Tuesday, July 20, 2010
Finding out why I was overweight has been like the proverbial onion. Layers and layers of reasons and excuses. So many facets to be examined and explored. I thought that I had worked to a basic understanding of the major points. First - I ate crazy portions. Second, I did not eat enough during the day (in a misguided attempt at dieting) and set myself up for crashes in the afternoon which unfortunately coincided with the kids coming home from school. The perfect storm of emotional eating and low blood sugar - cue the Triscuits and chips. Third, I like to snack on chips, I love beef and starch - so I was making poor food choices as my main meals (yes snacks qualified as meals). Fourth - mindless eating, half a can of nuts at night (but they were heart healthy) - oh boy.
I change my eating when I started spark. I cut out beef except for small portions on rare occasions - don't miss it as nearly as much as I would have thought. This is probably tied into my daughter the vegan being home also. I cut out a lot of starches - these I miss sometimes but I have substituted some higher quality products. I don't know what I would have done without Ezekiel breads - I eat an Ezekiel English muffin every morning with egg whites and I have my lunch on either their bread or tortillas. For the most part I look forward to those and don't miss the other choices as much. I have identified some trigger foods that I just avoid - like nuts and chips. I find that it is easier to just not eat them. I think that like people who avoid sugar and find that over time the cravings decrease - I find the same with salty crunchy. Eating these sets me up for eating large quantities.
I have really focused on satiety cues and recognize hunger and thirst. I still am not great with portion control - I just eat lower calorie items. I do portion control things like pizza, desserts and then eat as much as I want of fruit, veggies, and light proteins. I usually come in at the lower end of my calorie range without hunger or cravings.
With all of these changes I felt comfortable that I was under control and could manage this for a lifetime. I felt healthy and confident and "clean". I thought that I was sailing in clear waters with a light breeze in my sails - I did not see those storm clouds over the horizon.
Which leads me to a new layer of that ole onion. I like to eat. That's it - I like to eat and I miss eating a lot of food at one time - a lot ( I know sounds funny). A lot of everything. This came about this weekend. It was my son's birthday and he always wants to have his party at home. Some of the Connecticut cousins were coming to stay with us so we planned a big party at the house. He wanted chips, and hamburgers and hot dogs - he is a 20 year old boy after all. So I cooked and prepared and suffered. I wanted to eat everything - not portion control, not choose one thing to indulge in - just a lot of everything. I wanted burgers dripping down my face, I wanted to talk to family while mindlessly eating chips and salsa. I wanted to eat ice cream and cake with nuts and syrup. Instead I ate chicken and squash and salad - and it did not satisfy me. (I did have cake and ice cream).
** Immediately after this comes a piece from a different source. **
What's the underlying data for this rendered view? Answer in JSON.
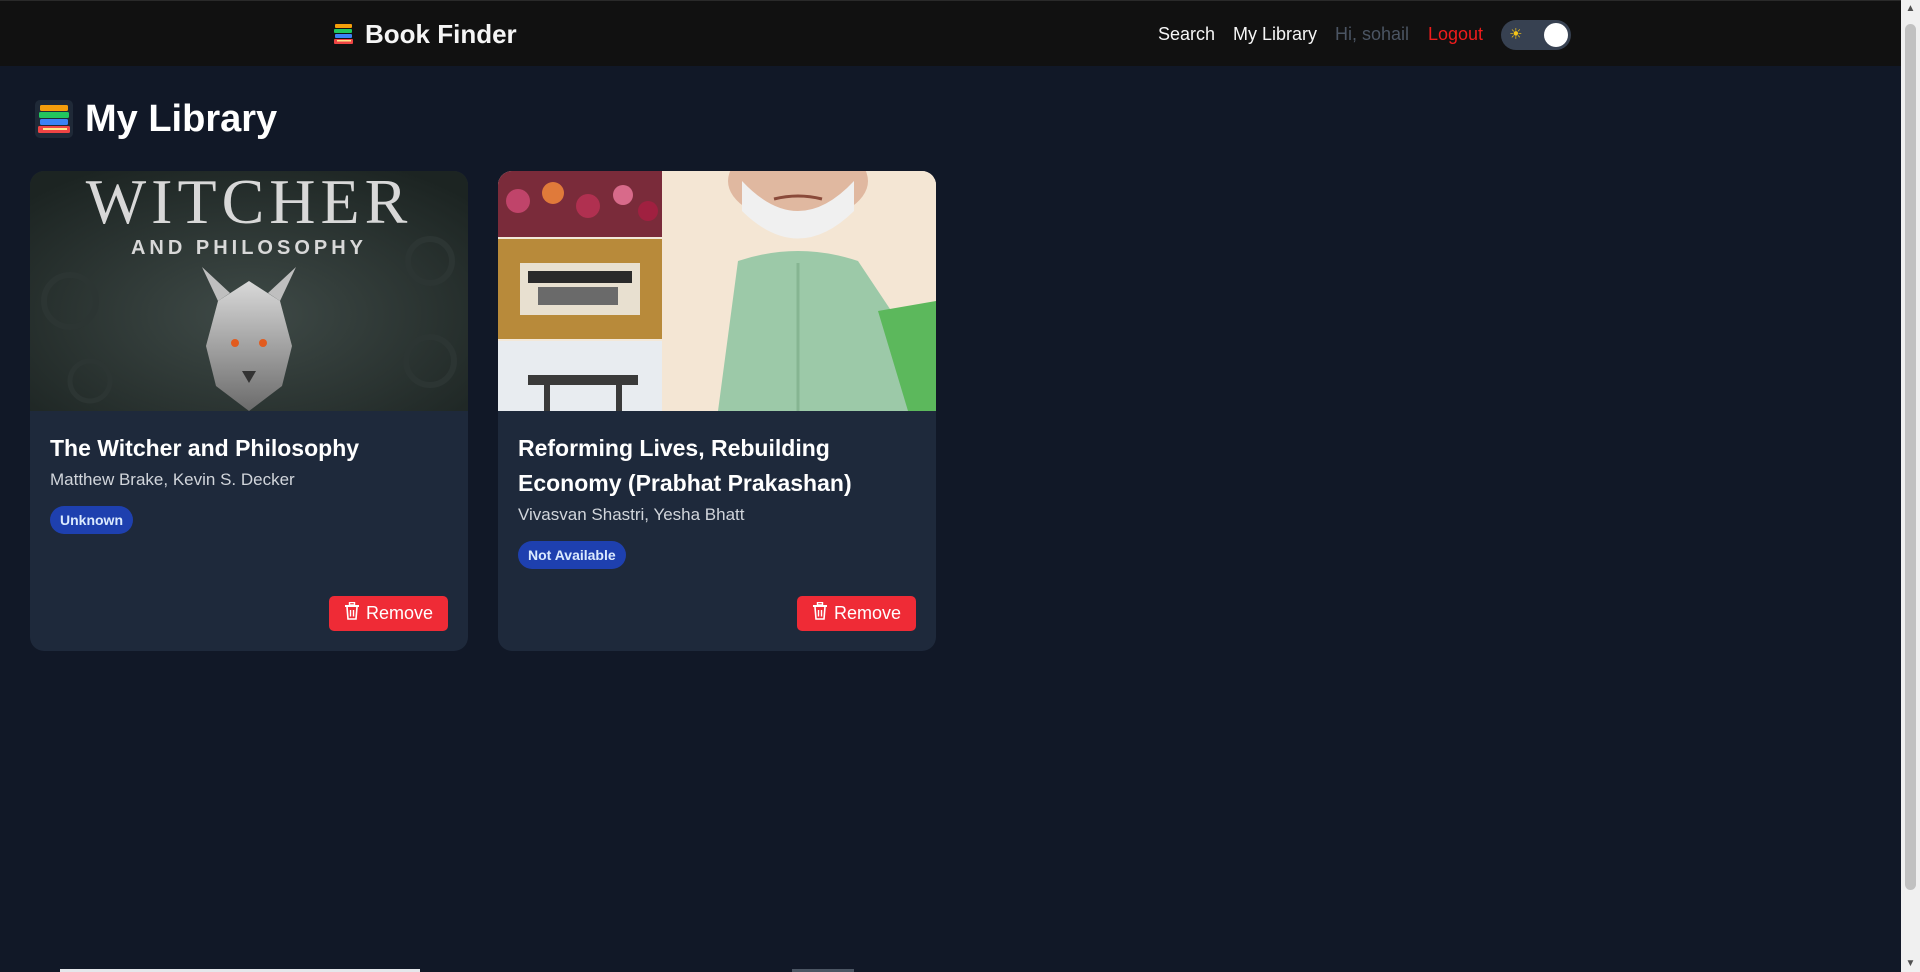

I know that I could have had the other items and either just enjoyed them for the day or portion controlled them - but by this time I could feel a shift in my attitude towards food and I was afraid.
This feeling of want has not subsided - the craving to eat for eatings sake. The craving to eat a lot of all of those foods that are not the best choices like McDonald's fries - supersized. The desire to eat until I feel stuffed despite realizing that afterwards that I will not feel good, that it makes me feel sluggish. That it is gross. That it is not healthy. That it is not what I have been learning for all of these months. But still I want to not think about portions or calorie content - I want to just eat.
I normally don't write about things like this - but I think that this is significant for at least my stage of Spark. So many people who feel in control of losing weight - eventually gain it back. We are in a group of people who all started spark around the same time. We all have had various degrees of success but recently I have heard murmurs of struggle, boredom, frustration. I think that it is important to stop and figure out the cause and root it out - bring it to the light so that we can continue to work towards health.
My plan is to see how waiting it out and thinking it out works first. (I know - no one is hiring me for strategic planning anytime soon.) I do find that for the most part there is a gentle healing that takes place in mind and spirit if we take the time. So I will gut it out on willpower while waiting on that process. I will continue to blog and talk about this because I do not feel like this is unique to me. Face it we all like to eat and at some point this will become an issue for us all. So I will continue to sort this through and tease out
I want to thank you all for the encouragement that I have received from so many so far while I have been working this through - thanks you are the best.
This is a cautionary tale.
I have read the comments and I know what eating correctly without deprivation and feeling satisfied is. I know how to eat a little of what I want and to budget my calories so that I can "splurge" on something to avoid binges and frustration. For the last five months I found it all to be reasonable, natural and even easy at times. It is like (Sherwoodcycler) said - I do not remember the switch in my head going on when it became easier to go along with spark - but I do remember the click in my head when that switch clicked off. I guess this goes along with my motto of Be Ever Vigilant - don't get too complacent.